Le style est fluide, agréable, et la mise en récit est captivante, saisissante. Les séquences narratives s’alternent et esquissent de façon éclatée l’histoire récente du pays des Ziggourats qui s’étend de la mainmise du despote Saddam Hussein sur le pouvoir jusqu’à l’invasion euro-étasunienne de 2003 – sur la base de « vérités alternatives ». Ce nouveau roman de Sinan Antoon éclaire par le bas cette parenthèse historique à travers les parcours enchâssés de Sami et Omar, deux exilés irakiens installés aux États-Unis.
La complexité de la construction romanesque révèle, fragment par fragment, et dans un jeu d’allers-retours dans le temps, l’impact et le prolongement de la violence néocoloniale sur des voix privées du droit au récit, mais avant tout de la gestion souveraine de leurs affaires politiques.
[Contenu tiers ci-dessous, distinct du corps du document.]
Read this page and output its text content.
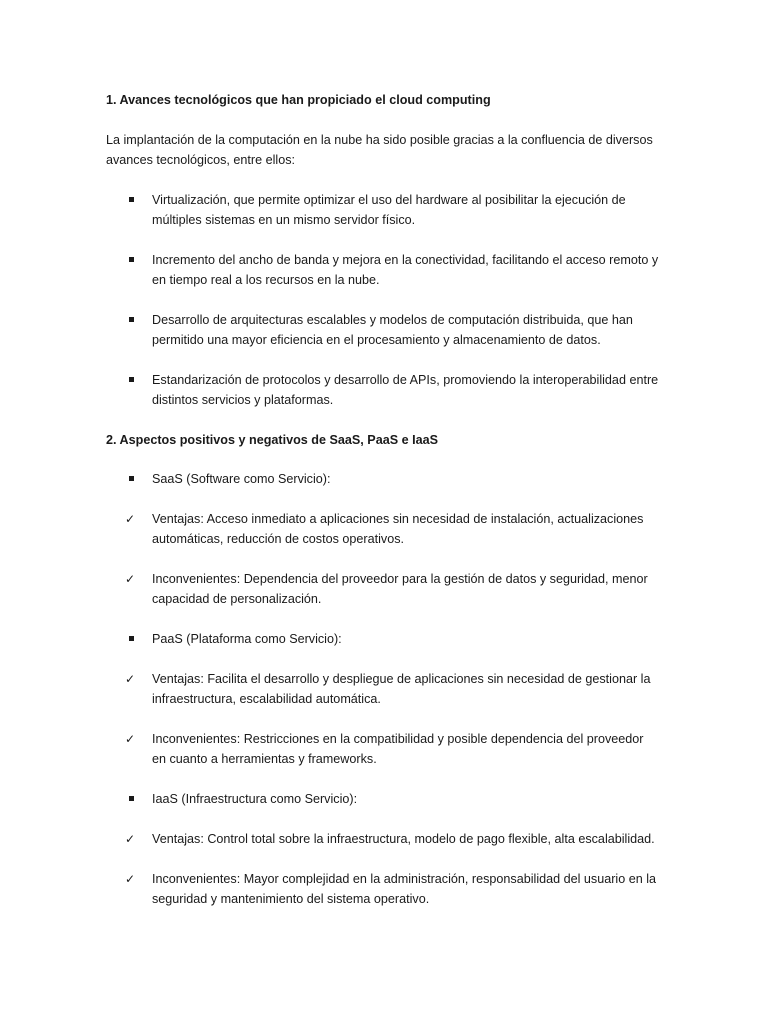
1. Avances tecnológicos que han propiciado el cloud computing

La implantación de la computación en la nube ha sido posible gracias a la confluencia de diversos
avances tecnológicos, entre ellos:
Virtualización, que permite optimizar el uso del hardware al posibilitar la ejecución de
múltiples sistemas en un mismo servidor físico.
Incremento del ancho de banda y mejora en la conectividad, facilitando el acceso remoto y
en tiempo real a los recursos en la nube.
Desarrollo de arquitecturas escalables y modelos de computación distribuida, que han
permitido una mayor eficiencia en el procesamiento y almacenamiento de datos.
Estandarización de protocolos y desarrollo de APIs, promoviendo la interoperabilidad entre
distintos servicios y plataformas.

2. Aspectos positivos y negativos de SaaS, PaaS e IaaS

SaaS (Software como Servicio):
✓	Ventajas: Acceso inmediato a aplicaciones sin necesidad de instalación, actualizaciones
automáticas, reducción de costos operativos.
✓	Inconvenientes: Dependencia del proveedor para la gestión de datos y seguridad, menor
capacidad de personalización.
PaaS (Plataforma como Servicio):
✓	Ventajas: Facilita el desarrollo y despliegue de aplicaciones sin necesidad de gestionar la
infraestructura, escalabilidad automática.
✓	Inconvenientes: Restricciones en la compatibilidad y posible dependencia del proveedor
en cuanto a herramientas y frameworks.
IaaS (Infraestructura como Servicio):
✓	Ventajas: Control total sobre la infraestructura, modelo de pago flexible, alta escalabilidad.
✓	Inconvenientes: Mayor complejidad en la administración, responsabilidad del usuario en la
seguridad y mantenimiento del sistema operativo.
La déchéance d’un médecin « exemplaire »
« Son verre reposé sur la table, il lâcherait dans un soupir : ‘‘J’ai même été boucher un jour !’’, ‘‘Comment ça ? Tu as égorgé un mouton de tes mains ?’’, ‘‘Non, si seulement !’’, ‘‘Quoi alors ?’’, ‘‘J’ai coupé l’oreille d’un déserteur’’, ‘‘Non !’’, ‘‘Si docteur. Voilà à quoi on en est réduits. Des bêtes d’abattoir…et des bouchers’’ ». Le cœur lourd, les verres de whisky s’enchaînaient (denrée rare à cette époque-là), épanchaient la tristesse d’un homme desséché de culpabilité. Le docteur Sami parlait en toute liberté à son collègue Salim, c’était nécessaire. Urgent.
Cette nuit-là, les soldats ont furtivement envahi l’hôpital. Ils parlaient fort, hurlaient. Les déserteurs et les insubordonnés devaient être, selon leur hiérarchie, punis, amputés : « C’est une loi promulguée par le raïs, Dieu le protège. C’est une intervention toute simple », répétaient-ils avec un cynisme effroyable aux médecins. Sami n’avait jamais imaginé une horreur pareille quand il faisait ses études de médecine. L’idée que ‘ « patriotisme » rimerait un jour avec « boucherie humaine » était inconcevable dans son esprit.
Aujourd’hui, et loin de Bagdad, Sami ne se souvient de presque rien. Seul le spleen de quelques vers garde la trace de son histoire irakienne qui s’efface avec le passage des jours : « Bagdad, aux prises avec les âges / Les années fanent quand verdit ton feuillage / Tu traverses le trouble des mondes / Le soleil pourtant sans cesse t’inonde / Tes nuits toujours baignées d’une lune féconde / Plongée dans les affres du temps / Tu fais montre d’un courage plus grand ». Accusé après l’invasion impériale de 2003 d’être baasiste (membre du parti de Saddam Hussein), « comme s’il avait orchestré des massacres ou des exécutions », le docteur a trouvé refuge chez son fils, installé de longue date aux États-Unis et marié à une Américaine.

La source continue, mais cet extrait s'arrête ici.